Das Kinderzimmer sieht aus, wie nach einem Wirbelsturm? Lassen Sie „Fünfe gerade sein“ und sammeln Sie mit dem Kind zusammen einfach nur die Wäsche ein. Über den Schreibtisch hängen Sie einen leuchtenden Weihnachtsstern und legen eine Kinder-Weihnachts-CD ein. Setzen Sie sich einen Moment zusammen hin und betrachten den Stern – sieht er nicht schön aus? Was könnte er uns erzählen, wenn er sprechen könnte?

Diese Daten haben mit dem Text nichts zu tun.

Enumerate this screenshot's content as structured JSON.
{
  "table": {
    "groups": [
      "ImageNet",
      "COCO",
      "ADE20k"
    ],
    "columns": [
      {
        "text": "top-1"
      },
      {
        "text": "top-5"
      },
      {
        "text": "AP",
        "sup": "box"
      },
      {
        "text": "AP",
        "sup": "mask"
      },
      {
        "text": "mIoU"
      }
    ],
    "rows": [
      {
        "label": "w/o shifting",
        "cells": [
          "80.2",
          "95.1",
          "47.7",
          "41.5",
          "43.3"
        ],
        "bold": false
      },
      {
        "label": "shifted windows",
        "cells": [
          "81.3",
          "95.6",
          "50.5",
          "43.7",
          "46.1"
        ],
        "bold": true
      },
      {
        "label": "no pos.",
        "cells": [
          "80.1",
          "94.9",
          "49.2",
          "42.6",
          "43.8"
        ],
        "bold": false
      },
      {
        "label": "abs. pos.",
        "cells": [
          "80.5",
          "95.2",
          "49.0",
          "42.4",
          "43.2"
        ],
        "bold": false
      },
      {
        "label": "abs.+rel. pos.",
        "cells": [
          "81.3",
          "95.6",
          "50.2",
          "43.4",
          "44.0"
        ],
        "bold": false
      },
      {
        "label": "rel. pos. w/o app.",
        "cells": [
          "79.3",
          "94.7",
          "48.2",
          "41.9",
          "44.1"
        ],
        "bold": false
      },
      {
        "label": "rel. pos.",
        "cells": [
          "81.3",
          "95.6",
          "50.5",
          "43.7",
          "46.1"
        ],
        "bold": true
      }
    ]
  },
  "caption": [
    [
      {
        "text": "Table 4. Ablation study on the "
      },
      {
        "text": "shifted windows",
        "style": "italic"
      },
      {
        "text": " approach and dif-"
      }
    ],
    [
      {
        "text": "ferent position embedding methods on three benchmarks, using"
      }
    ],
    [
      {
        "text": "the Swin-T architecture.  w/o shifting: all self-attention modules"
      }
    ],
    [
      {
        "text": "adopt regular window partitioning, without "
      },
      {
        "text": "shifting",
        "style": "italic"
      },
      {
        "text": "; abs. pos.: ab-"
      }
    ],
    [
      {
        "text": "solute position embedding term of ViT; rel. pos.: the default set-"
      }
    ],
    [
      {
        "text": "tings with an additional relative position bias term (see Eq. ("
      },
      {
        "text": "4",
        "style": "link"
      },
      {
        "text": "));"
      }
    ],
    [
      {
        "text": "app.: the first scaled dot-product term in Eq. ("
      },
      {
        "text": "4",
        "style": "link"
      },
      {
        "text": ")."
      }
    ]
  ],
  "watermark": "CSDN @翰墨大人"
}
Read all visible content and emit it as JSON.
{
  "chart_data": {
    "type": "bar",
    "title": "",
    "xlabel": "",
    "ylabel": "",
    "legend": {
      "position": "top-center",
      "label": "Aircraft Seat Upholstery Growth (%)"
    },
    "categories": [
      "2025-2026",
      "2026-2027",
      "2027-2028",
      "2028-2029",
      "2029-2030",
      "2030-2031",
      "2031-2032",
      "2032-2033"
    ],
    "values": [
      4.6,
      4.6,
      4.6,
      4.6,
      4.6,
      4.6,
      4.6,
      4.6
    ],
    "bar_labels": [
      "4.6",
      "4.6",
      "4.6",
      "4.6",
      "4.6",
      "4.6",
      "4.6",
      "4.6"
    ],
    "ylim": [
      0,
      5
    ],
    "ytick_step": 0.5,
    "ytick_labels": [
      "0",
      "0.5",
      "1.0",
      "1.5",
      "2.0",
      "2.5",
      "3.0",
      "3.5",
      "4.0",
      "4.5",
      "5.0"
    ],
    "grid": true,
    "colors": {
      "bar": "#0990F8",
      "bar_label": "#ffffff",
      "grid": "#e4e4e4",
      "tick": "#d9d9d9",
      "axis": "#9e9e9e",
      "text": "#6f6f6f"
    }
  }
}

Fünfe gerade sein lassen bedeutet nicht, nachlässig zu sein oder empfindungslos. Fünfe gerade sein lassen bedeutet, sich auf Wesentliches Wertvolles zu fokussieren und es wertzuschätzen. Es bedeutet, zu prüfen, was uns wirklich wichtig ist. In einer Pandemie, in der wir zum zweiten Mal ein unsicheres Weihnachten feiern werden, ist das wesentlicher denn je, um gut durch diese Zeit zu kommen – und sie vor allem für die Kinder dennoch zu einer Zauber- und Glitzerzeit zu machen.